A Shift to Streamlined, Accessible Online Services
Since taking office in January, Giannoulias has made modernization one of his major priorities.
“We have to bring new technology and modernization into every element of the Secretary of State's office,” he said in an interview with WCBU, an NPR-affiliate radio station in Illinois. “We want to … narrow that digital divide [with] more online resources.”
The report reflects this vision as the office aims to provide mostly digital experiences for its constituents and employees.
Comments from constituents revealed dissatisfaction with the inability to do certain things online, such as vote or renew driver’s licenses. Giannoulias’s office aims to address these issues in the short term by expanding its 2-year-old “Skip the Line” program to include an appointment scheduling system. Long term, the office looks to further streamline services and reduce wait times by:
- implementing digital IDs and registrations
- enabling document uploads and online payment processing
- updating computers and other machines to allow for faster transactions
For now, the focus remains on improving current capabilities.
“We will have digital IDs and digital driver’s license[s] and [an] E-title system, we’re going to do all that,” Giannoulias told Capitol News Illinois. “But right now, we have to modernize the current process as is.”
Accessibility is another core component of the office’s technological enhancements. One long-term action involves creating the Secretary of State app, which would include licensing services, information on road conditions and other features. The office also looks to invest in language processing, translation services, virtual assistants, QR codes and intelligent chatbots to provide greater and more frequent support for constituents.
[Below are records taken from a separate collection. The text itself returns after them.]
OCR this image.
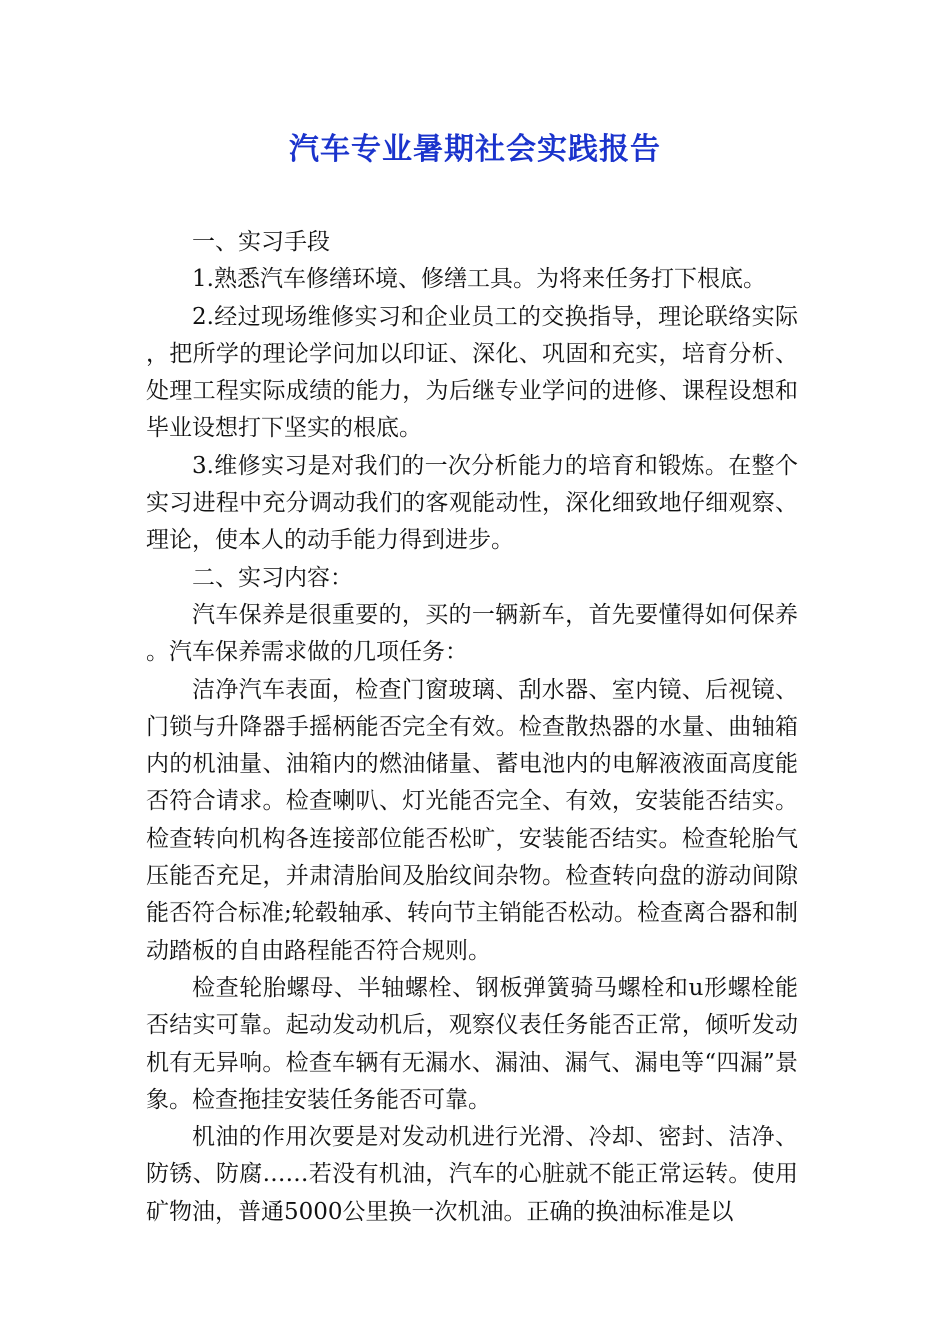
汽车专业暑期社会实践报告

一、实习手段

1.熟悉汽车修缮环境、修缮工具。为将来任务打下根底。

2.经过现场维修实习和企业员工的交换指导，理论联络实际，把所学的理论学问加以印证、深化、巩固和充实，培育分析、处理工程实际成绩的能力，为后继专业学问的进修、课程设想和毕业设想打下坚实的根底。

3.维修实习是对我们的一次分析能力的培育和锻炼。在整个实习进程中充分调动我们的客观能动性，深化细致地仔细观察、理论，使本人的动手能力得到进步。

二、实习内容：

汽车保养是很重要的，买的一辆新车，首先要懂得如何保养。汽车保养需求做的几项任务：

洁净汽车表面，检查门窗玻璃、刮水器、室内镜、后视镜、门锁与升降器手摇柄能否完全有效。检查散热器的水量、曲轴箱内的机油量、油箱内的燃油储量、蓄电池内的电解液液面高度能否符合请求。检查喇叭、灯光能否完全、有效，安装能否结实。检查转向机构各连接部位能否松旷，安装能否结实。检查轮胎气压能否充足，并肃清胎间及胎纹间杂物。检查转向盘的游动间隙能否符合标准;轮毂轴承、转向节主销能否松动。检查离合器和制动踏板的自由路程能否符合规则。

检查轮胎螺母、半轴螺栓、钢板弹簧骑马螺栓和u形螺栓能否结实可靠。起动发动机后，观察仪表任务能否正常，倾听发动机有无异响。检查车辆有无漏水、漏油、漏气、漏电等“四漏”景象。检查拖挂安装任务能否可靠。

机油的作用次要是对发动机进行光滑、冷却、密封、洁净、防锈、防腐……若没有机油，汽车的心脏就不能正常运转。使用矿物油，普通5000公里换一次机油。正确的换油标准是以
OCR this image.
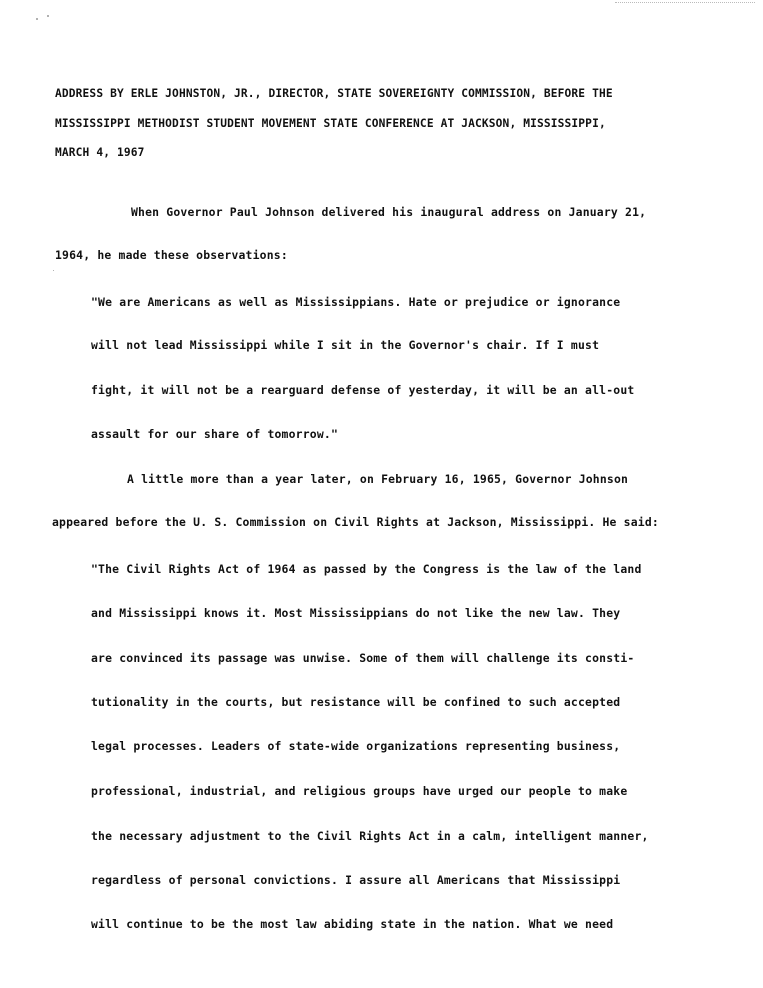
ADDRESS BY ERLE JOHNSTON, JR., DIRECTOR, STATE SOVEREIGNTY COMMISSION, BEFORE THE
MISSISSIPPI METHODIST STUDENT MOVEMENT STATE CONFERENCE AT JACKSON, MISSISSIPPI,
MARCH 4, 1967
When Governor Paul Johnson delivered his inaugural address on January 21,
1964, he made these observations:
"We are Americans as well as Mississippians. Hate or prejudice or ignorance
will not lead Mississippi while I sit in the Governor's chair. If I must
fight, it will not be a rearguard defense of yesterday, it will be an all-out
assault for our share of tomorrow."
A little more than a year later, on February 16, 1965, Governor Johnson
appeared before the U. S. Commission on Civil Rights at Jackson, Mississippi. He said:
"The Civil Rights Act of 1964 as passed by the Congress is the law of the land
and Mississippi knows it. Most Mississippians do not like the new law. They
are convinced its passage was unwise. Some of them will challenge its consti-
tutionality in the courts, but resistance will be confined to such accepted
legal processes. Leaders of state-wide organizations representing business,
professional, industrial, and religious groups have urged our people to make
the necessary adjustment to the Civil Rights Act in a calm, intelligent manner,
regardless of personal convictions. I assure all Americans that Mississippi
will continue to be the most law abiding state in the nation. What we need
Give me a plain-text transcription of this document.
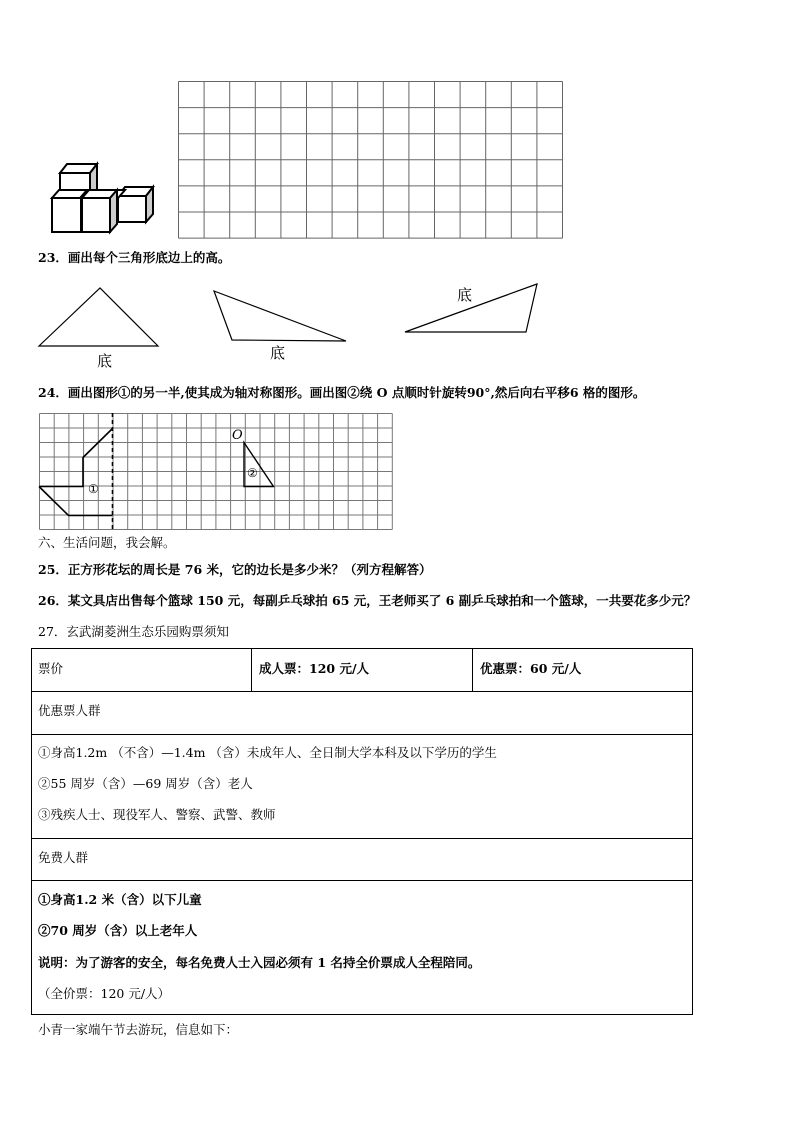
底	底
底
O
①
②
23．画出每个三角形底边上的高。
24．画出图形①的另一半,使其成为轴对称图形。画出图②绕 O 点顺时针旋转90°,然后向右平移6 格的图形。
六、生活问题，我会解。
25．正方形花坛的周长是 76 米，它的边长是多少米？（列方程解答）
26．某文具店出售每个篮球 150 元，每副乒乓球拍 65 元，王老师买了 6 副乒乓球拍和一个篮球，一共要花多少元？
27．玄武湖菱洲生态乐园购票须知
票价	成人票：120 元/人	优惠票：60 元/人
优惠票人群
①身高1.2m （不含）—1.4m （含）未成年人、全日制大学本科及以下学历的学生
②55 周岁（含）—69 周岁（含）老人
③残疾人士、现役军人、警察、武警、教师
免费人群
①身高1.2 米（含）以下儿童
②70 周岁（含）以上老年人
说明：为了游客的安全，每名免费人士入园必须有 1 名持全价票成人全程陪同。
（全价票：120 元/人）
小青一家端午节去游玩，信息如下：
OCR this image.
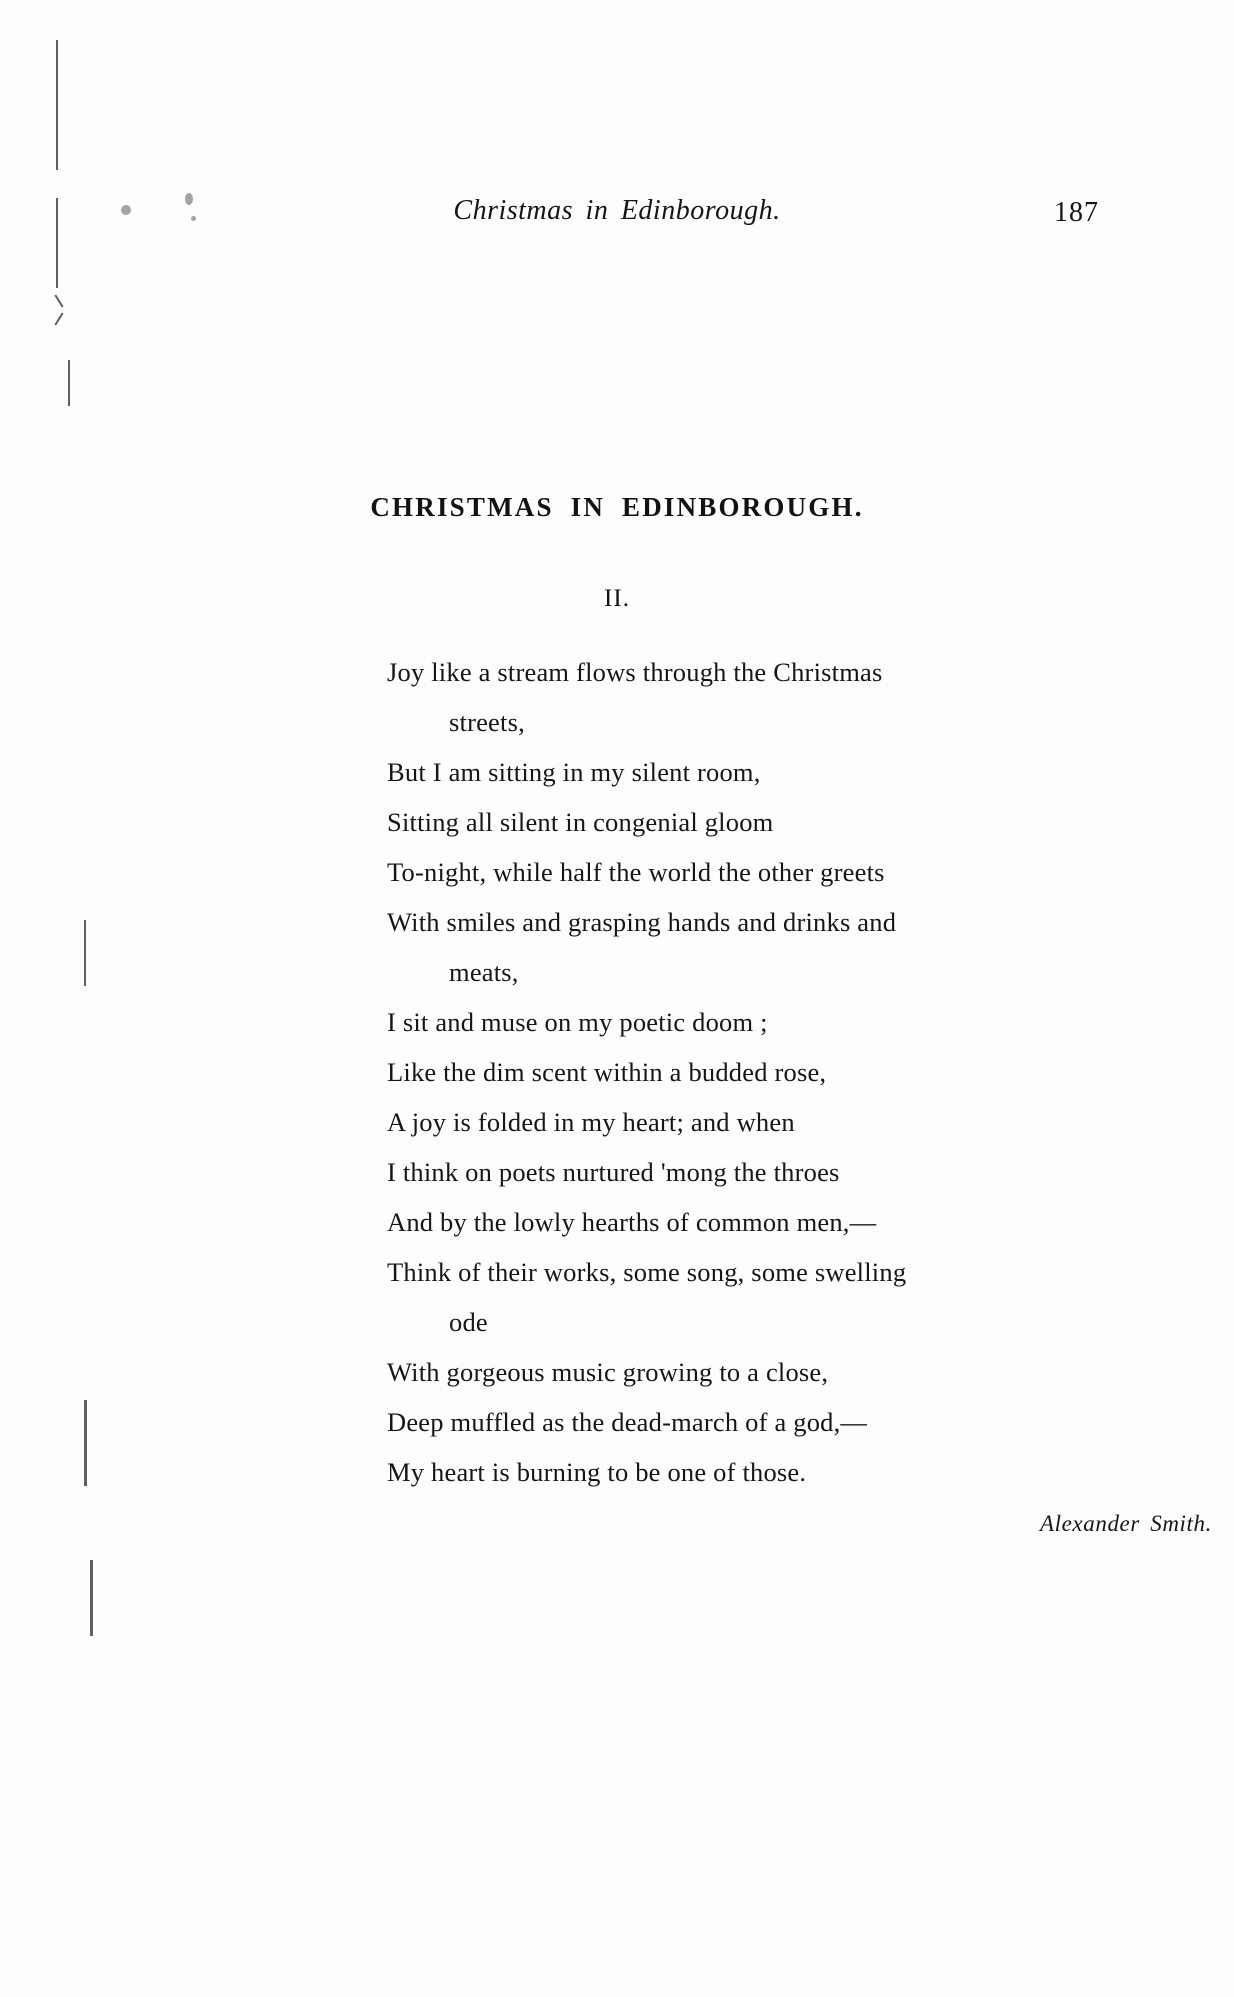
Christmas in Edinborough.	187
CHRISTMAS IN EDINBOROUGH.
II.
Joy like a stream flows through the Christmas
streets,
But I am sitting in my silent room,
Sitting all silent in congenial gloom
To-night, while half the world the other greets
With smiles and grasping hands and drinks and
meats,
I sit and muse on my poetic doom ;
Like the dim scent within a budded rose,
A joy is folded in my heart; and when
I think on poets nurtured 'mong the throes
And by the lowly hearths of common men,—
Think of their works, some song, some swelling
ode
With gorgeous music growing to a close,
Deep muffled as the dead-march of a god,—
My heart is burning to be one of those.
Alexander Smith.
Creating Integrated User Experiences Statewide
Because the office’s IT infrastructure is outdated, software and systems are fragmented and disconnected across departments, creating potentially frustrating user experiences. One constituent suggested a new system called “one person, one record,” which would consolidate systems and online portals. This would allow users to access information more easily and perform tasks in one place.
Constituents have noted that a lack of clear communication contributes to confusing experiences online, citing difficulties navigating the website, knowing where to go next and making sense of instructions.
To address these challenges, the Giannoulias’s office intends to create a roadmap to build an integrated digital experience. In the long term, that means combining registration processes, consolidating services and enabling interoperability within Secretary of State systems, and between the Office of Secretary of State and other jurisdictions, to deliver overlapping services.